The burden is on the parties to produce evidence of the value of the marital property at the dissolution hearing and a party is bound by the evidence he or she presented at trial. In re Marriage of Larkin (1984), Ind. App., 462 N.E.2d 1338, 1344. The *400 divorce court has broad discretion in ascertaining the value of marital property, and the court's valuation will not be disturbed absent an abuse of discretion. Nill v. Nill (1992), Ind. App., 584 N.E.2d 602, 603, trans. denied. The trial court does not abuse its discretion if there is sufficient evidence and reasonable inferences therefrom to support its valuation. Id. We will not reweigh the evidence but will consider the evidence in the light most favorable to the judgment. Id. at 604. There is a strong presumption that the trial court correctly valued marital property. Id.

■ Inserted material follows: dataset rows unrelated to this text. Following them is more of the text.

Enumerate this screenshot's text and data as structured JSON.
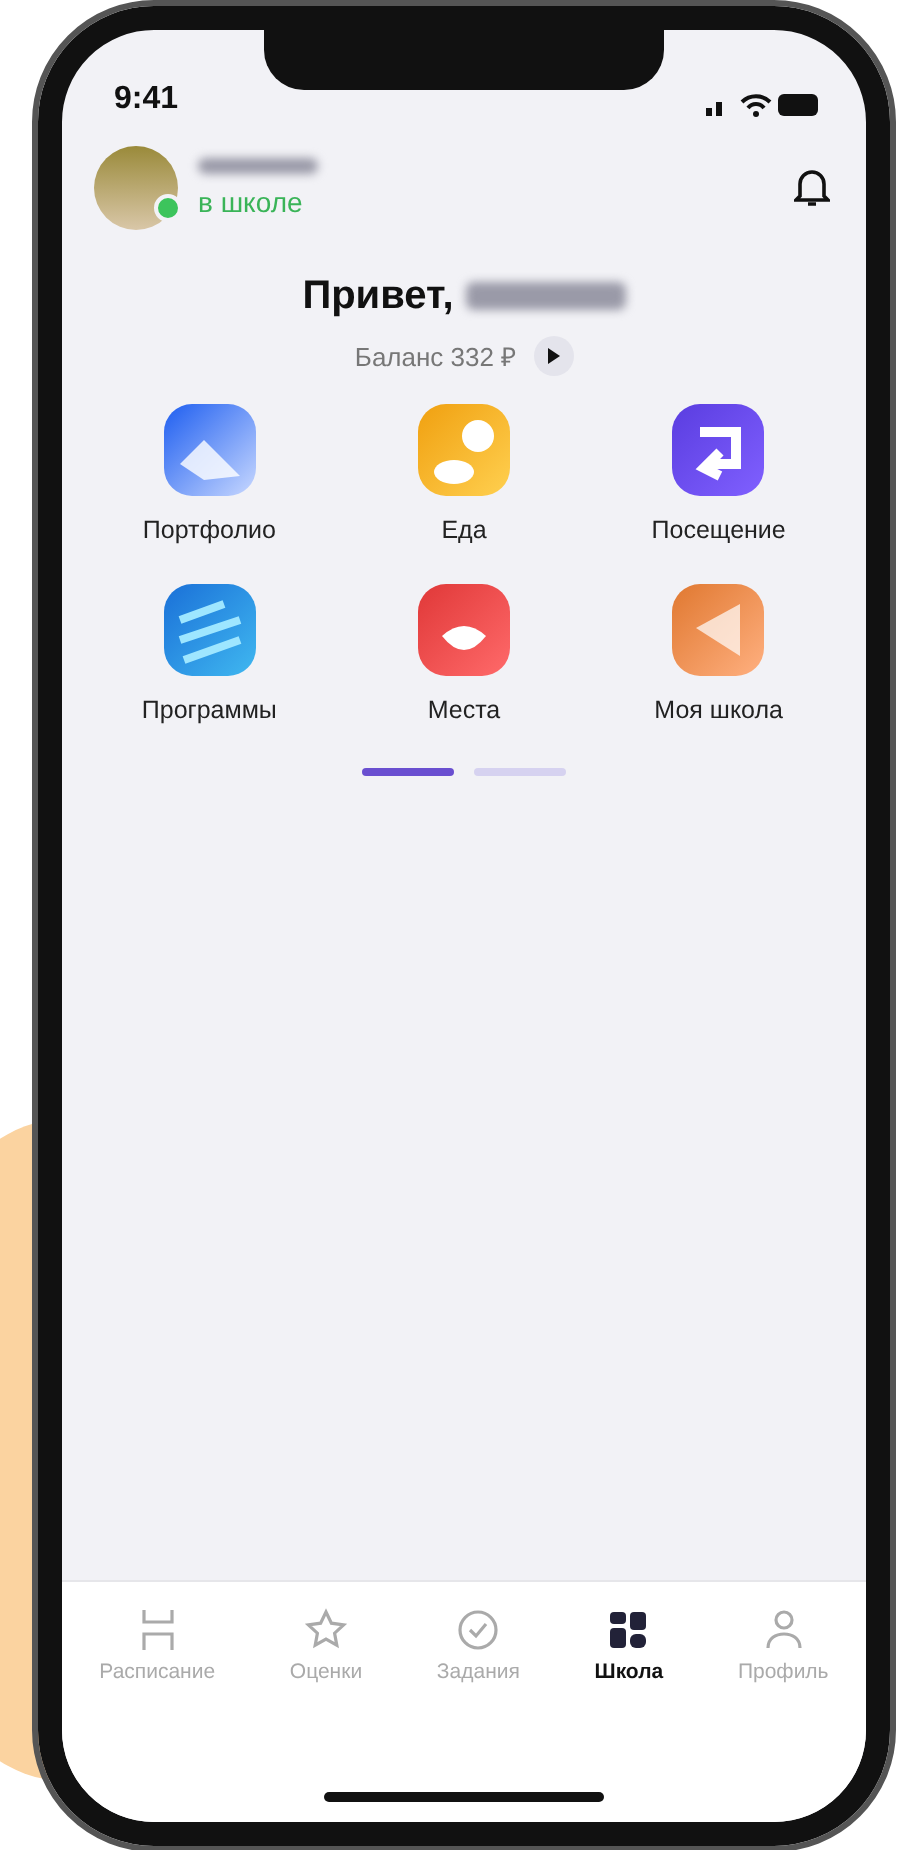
{
  "status_bar": {
    "time": "9:41"
  },
  "user": {
    "status": "в школе",
    "online": true
  },
  "greeting": "Привет,",
  "balance": "Баланс 332 ₽",
  "apps": [
    {
      "label": "Портфолио",
      "kind": "portfolio"
    },
    {
      "label": "Еда",
      "kind": "food"
    },
    {
      "label": "Посещение",
      "kind": "attendance"
    },
    {
      "label": "Программы",
      "kind": "programs"
    },
    {
      "label": "Места",
      "kind": "places"
    },
    {
      "label": "Моя школа",
      "kind": "school"
    }
  ],
  "pager": [
    {
      "selected": true
    },
    {
      "selected": false
    }
  ],
  "tabs": [
    {
      "label": "Расписание",
      "kind": "schedule",
      "selected": false
    },
    {
      "label": "Оценки",
      "kind": "grades",
      "selected": false
    },
    {
      "label": "Задания",
      "kind": "tasks",
      "selected": false
    },
    {
      "label": "Школа",
      "kind": "school",
      "selected": true
    },
    {
      "label": "Профиль",
      "kind": "profile",
      "selected": false
    }
  ]
}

Husband's expert testified that his methodology was more accurate for valuing Husband's business. The trial court's valuation of Husband's business assets is well-supported by evidence and we find no error.
IV.
Wife asserts the trial court erred by including a $313,000.00 debt Husband owed to his business in the marital estate. Wife characterizes this debt as a "phantom loan" that should not be included in the marital estate because it represents money Husband owes himself.
Both Husband's and Wife's experts testified that the $313,000.00 loan was considered as an asset in the valuation of Husband's business. Thus, it would follow that, because the loan is not a "phantom asset" to the business, it is not a "phantom loan" to Husband. Again, we presume the trial court correctly followed the law and made all proper considerations in determining the value of the marital estate. The trial court did not err in including the loan in the marital estate and we find no error.
V.
Husband had desired that the parties enter into a prenuptial agreement. However, Wife refused to sign the agreement proffered by Husband. Wife argues the trial court erred by enforcing the terms of the prenuptial agreement which had not been consummated.
The trial court entered the following finding which constitutes the only finding concerning the unsigned prenuptial agreement:
Furthermore, the fact that a prenuptial agreement was prepared does not constitute relevant evidence of an agreement that [Husband] would split his property with [Wife] on a 50-50, or any other, basis.
As discussed earlier, the trial court expressly based its division of marital assets on a detailed analysis of the factors prescribed by I.C. 31-1-11.5-11(c). Again, we presume the trial court correctly followed the law and made all the proper considerations. Wife's argument that the trial court enforced the unsigned prenuptial agreement is without merit and we find no error.
Judgment affirmed.
BAKER and NAJAM, JJ., concur.
ORDER
SHARPNACK, Chief Judge.
This Court having heretofore handed down its opinion in this cause on August 15, 1995 marked "Memorandum Decision, Not for Publication"; and
The appellant, by counsel, having thereafter filed her Motion to Publish Opinion and this Court having voted to grant said Motion, thereafter issued its order ordering the appellee to show cause why said opinion should not be published; and
The appellee having failed to file a response to said show cause order, the Court now finds that the appellant's Motion to Publish Opinion should be granted and that this Court's opinion in this appeal should now be ordered published.
IT IS THEREFORE ORDERED as follows:
1. The appellant's Motion to Publish Opinion is granted and this Court's opinion heretofore handed down in this cause on August 15, 1995 marked "Memorandum Decision, Not for Publication" is now ordered published.